Hooper acknowledged playing sabbaticals like the one he just completed in Japan could be the best path for RA head down.
"I think it's certainly something we should explore, but I'm not saying it's something that should be a given right for players because each player has a unique path and a unique development," Hooper said. "But it's certainly something we should explore.
"We forget that you can do a shoulder and be out for six months, and I've been away for five, so we're very quick to say 'oh god, we lost a guy for six months' yet we can do that with an injury so quickly. But it is a fine balance, we don't want to be losing our players, we need experienced players to funnel back information and experience to younger players.

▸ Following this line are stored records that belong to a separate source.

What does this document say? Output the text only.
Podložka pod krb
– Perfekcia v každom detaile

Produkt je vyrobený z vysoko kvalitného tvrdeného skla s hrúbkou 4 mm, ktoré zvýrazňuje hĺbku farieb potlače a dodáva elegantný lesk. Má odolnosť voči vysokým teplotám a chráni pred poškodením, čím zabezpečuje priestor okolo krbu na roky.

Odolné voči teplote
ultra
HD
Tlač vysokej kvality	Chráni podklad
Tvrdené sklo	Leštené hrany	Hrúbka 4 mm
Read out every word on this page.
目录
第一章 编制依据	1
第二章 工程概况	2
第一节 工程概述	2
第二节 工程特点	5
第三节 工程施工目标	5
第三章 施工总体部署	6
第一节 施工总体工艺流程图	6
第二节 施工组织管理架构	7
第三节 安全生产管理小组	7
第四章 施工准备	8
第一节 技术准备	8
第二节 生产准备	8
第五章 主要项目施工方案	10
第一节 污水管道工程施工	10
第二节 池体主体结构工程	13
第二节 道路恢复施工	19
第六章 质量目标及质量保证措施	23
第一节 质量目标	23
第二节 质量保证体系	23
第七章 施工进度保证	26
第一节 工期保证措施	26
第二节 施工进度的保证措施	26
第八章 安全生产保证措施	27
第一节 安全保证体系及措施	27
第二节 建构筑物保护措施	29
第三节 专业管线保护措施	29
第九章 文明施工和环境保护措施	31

"So getting that balance right I know is something that Dave's big on and has a really open mind to as well, and I know that the players are keen. But again it's up to the individual, some guys never want to leave; I never saw that happening for myself and then the opportunity presented itself and I now see it as being beneficial."
Hooper is tipped to be joined in the back-row by Reds No. 8 Harry Wilson and Brumbies flanker Rob Valetinin for the opening Test against France, in a trio that may at last strike the right balance for the Wallabies.
Waratahs firebrand Lachie Swinton, who was cleared to face France following a SANZAAR judiciary hearing, is another option while Rebels Rob Leota and Michael Wells could offer cover from the bench.
The Wallabies also have good size in the second-row with the return of Sitaleki Timani and last year's rookie of the year Philip, while Hooper said Brumbies coach Dan McKellar, who has joined as a forwards coach for this season, had already started to make his mark.
"He brings a bit of a hard nose, and I've noticed that in the first couple of days, to that role," Hooper said of McKellar. "He's got a solid track record there of being able to put together a maul and run a really effective ship and lead a good forwards unit.
"I mentioned before some of the bodies and size of the people that we have in this environment, he's got more of that to play with. It's just like a natural progression that guys just seem to get bigger the more levels you go up, so he's probably licking his lips with some of the specimens he's got in here in the room."
Meanwhile, Brumbies scrum-half Ryan Lonergan continues to offer cover as the Wallabies third halfback option with uncertainty around the availability of Jake Gordon. The Waratahs skipper will join the squad on the Gold Coast at some point but appears unlikely for any action against France.